Per a number of leading Japanese media outlets, including Nikkei on Friday and Jiji (via the Japan Times) over the weekend, unnamed sources have confirmed that the regulatory Financial Services Agency (FSA) wants to reduce leverage limits in margin trading to twice customers’ deposits.
Leveraged trading is the main money-spinner for the vast majority of Japan’s exchanges, with Jiji estimating that it makes up some 90% of all transactions on crypto platforms in the country.
The sources told media outlets that FSA has informed Tokyo of its intentions, and the agency is likely to seek comment on its proposal before the end of the month.
However, should the FSA get its way, the Japanese cabinet may rubber-stamp the proposal as early as next month, with the measure enshrined into law during parliament’s Spring 2020 session.
The FSA’s reasoning behind the shock move is reportedly a willingness to “reduce the risk of losses due to excessive speculation and cryptocurrency price volatility.”
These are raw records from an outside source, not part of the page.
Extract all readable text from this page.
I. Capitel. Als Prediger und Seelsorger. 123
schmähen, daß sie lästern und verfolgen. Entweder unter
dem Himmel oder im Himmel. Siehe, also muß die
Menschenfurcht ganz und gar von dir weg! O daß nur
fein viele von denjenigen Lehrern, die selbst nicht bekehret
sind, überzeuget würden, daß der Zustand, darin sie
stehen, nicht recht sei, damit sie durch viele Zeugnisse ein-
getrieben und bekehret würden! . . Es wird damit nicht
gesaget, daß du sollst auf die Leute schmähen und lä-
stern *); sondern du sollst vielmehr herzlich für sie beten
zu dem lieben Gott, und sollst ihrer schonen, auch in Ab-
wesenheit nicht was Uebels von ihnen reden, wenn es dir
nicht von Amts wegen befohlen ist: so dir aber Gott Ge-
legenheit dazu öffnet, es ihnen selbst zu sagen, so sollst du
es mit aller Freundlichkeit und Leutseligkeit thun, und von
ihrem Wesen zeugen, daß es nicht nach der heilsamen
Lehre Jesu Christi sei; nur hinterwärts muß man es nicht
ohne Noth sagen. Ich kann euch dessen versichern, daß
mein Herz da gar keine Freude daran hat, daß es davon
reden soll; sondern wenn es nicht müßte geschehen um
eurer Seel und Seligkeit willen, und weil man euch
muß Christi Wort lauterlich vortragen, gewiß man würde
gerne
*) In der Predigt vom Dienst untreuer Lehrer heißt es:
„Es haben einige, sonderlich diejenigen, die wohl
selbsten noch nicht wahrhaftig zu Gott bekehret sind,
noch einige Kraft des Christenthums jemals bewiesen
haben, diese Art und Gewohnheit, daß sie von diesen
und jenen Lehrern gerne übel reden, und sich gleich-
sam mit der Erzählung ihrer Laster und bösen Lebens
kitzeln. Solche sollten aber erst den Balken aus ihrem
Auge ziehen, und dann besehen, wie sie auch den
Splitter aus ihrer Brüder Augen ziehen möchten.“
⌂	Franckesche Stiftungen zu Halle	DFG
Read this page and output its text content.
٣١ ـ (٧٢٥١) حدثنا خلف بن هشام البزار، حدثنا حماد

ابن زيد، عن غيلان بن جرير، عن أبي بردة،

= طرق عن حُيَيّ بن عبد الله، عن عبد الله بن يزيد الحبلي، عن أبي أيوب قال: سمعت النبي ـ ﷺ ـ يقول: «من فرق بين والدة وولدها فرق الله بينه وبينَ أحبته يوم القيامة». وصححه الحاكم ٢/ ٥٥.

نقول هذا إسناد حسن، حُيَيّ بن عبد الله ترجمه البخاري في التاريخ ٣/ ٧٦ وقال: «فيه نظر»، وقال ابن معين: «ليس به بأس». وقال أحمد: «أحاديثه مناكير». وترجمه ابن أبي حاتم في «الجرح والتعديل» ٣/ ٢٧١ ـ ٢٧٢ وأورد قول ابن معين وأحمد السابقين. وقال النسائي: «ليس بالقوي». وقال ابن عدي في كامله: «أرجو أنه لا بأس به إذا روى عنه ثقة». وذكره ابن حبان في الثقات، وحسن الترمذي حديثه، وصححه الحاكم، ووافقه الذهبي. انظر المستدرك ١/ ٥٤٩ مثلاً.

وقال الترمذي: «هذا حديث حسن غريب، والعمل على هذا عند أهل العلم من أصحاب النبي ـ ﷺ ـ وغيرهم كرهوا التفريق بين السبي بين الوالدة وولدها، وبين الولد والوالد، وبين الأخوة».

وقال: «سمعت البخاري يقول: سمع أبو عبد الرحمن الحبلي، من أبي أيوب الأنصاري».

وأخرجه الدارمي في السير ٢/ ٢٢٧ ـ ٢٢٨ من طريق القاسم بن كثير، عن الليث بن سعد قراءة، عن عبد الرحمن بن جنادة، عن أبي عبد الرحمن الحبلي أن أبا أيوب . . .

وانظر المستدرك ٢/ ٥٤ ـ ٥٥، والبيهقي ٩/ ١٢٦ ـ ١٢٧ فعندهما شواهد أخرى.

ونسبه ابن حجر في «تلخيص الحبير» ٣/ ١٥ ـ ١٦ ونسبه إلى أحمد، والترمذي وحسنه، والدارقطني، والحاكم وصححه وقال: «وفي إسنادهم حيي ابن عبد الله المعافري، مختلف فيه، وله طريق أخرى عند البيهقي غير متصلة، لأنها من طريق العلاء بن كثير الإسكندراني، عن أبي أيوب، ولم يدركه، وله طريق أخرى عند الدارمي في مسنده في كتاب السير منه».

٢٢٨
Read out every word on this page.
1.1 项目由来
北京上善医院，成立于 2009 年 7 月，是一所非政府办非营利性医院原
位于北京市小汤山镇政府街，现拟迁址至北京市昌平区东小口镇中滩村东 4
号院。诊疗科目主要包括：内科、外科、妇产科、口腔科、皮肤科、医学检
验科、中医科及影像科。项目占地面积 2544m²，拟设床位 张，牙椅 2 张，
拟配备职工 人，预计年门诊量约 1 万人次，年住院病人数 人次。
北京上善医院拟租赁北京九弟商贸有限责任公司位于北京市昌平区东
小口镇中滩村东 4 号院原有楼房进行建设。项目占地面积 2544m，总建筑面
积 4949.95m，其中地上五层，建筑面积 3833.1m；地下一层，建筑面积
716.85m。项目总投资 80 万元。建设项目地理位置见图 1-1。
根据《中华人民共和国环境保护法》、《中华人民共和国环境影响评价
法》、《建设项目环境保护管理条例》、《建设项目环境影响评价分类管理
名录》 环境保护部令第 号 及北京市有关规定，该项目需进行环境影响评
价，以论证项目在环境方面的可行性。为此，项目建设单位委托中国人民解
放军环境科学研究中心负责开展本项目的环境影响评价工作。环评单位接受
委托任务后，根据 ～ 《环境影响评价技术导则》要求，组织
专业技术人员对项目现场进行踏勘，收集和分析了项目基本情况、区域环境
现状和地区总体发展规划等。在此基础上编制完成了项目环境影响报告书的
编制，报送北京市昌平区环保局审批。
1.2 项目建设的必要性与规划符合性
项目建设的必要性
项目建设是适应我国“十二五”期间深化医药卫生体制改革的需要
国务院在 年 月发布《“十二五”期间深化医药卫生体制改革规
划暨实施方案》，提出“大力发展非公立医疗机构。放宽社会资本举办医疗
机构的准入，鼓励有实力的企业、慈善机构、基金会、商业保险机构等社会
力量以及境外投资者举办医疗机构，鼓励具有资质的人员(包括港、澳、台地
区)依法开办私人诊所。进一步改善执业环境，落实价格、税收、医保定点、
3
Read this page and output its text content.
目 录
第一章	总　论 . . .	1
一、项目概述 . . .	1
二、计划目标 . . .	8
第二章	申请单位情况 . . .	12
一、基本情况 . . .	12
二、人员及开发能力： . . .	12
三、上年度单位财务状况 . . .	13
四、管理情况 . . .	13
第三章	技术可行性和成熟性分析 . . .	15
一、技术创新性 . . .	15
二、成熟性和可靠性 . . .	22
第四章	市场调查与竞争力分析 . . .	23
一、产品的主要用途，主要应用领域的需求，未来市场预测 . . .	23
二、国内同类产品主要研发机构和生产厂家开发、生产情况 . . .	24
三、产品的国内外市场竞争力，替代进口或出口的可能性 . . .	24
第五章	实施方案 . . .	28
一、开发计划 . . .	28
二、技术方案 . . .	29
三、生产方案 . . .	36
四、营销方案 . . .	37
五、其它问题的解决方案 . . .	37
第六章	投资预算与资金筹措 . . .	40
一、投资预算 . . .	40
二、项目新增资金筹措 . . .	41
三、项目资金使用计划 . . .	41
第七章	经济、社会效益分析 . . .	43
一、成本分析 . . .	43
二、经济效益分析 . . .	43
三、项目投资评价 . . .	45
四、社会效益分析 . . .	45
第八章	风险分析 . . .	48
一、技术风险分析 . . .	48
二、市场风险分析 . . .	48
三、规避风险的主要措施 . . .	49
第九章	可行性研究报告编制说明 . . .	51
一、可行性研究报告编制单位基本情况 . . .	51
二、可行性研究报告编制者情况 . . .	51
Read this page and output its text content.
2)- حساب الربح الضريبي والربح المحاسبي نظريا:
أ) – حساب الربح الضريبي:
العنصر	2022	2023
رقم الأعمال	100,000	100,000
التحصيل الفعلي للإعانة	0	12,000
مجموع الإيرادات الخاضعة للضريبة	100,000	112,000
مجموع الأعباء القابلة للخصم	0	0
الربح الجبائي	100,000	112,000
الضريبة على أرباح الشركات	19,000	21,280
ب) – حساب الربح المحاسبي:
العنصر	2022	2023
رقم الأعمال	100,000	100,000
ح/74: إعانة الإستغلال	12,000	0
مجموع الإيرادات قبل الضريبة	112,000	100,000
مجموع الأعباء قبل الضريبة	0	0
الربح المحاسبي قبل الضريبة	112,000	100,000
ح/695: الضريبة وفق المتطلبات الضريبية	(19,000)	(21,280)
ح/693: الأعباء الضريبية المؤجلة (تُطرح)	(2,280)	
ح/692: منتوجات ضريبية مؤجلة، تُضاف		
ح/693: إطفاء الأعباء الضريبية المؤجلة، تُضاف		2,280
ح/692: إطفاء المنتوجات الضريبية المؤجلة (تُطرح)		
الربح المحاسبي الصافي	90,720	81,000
Regardless, many will be shaken by the news, with the measure coming just months after the self-regulating Japan Virtual Currency Exchange Association (JVCEA) imposed a x4 leveraged trading cap.
The JVCEA’s move in May last year was thought to have been made with the blessing of the FSA. Forex trading platforms, meanwhile, have leverage trading caps of up to x30.
Media outlets agree that should the FSA’s proposal become legally binding, a number of Japanese exchanges will need to “change their business models” – or risk financial oblivion.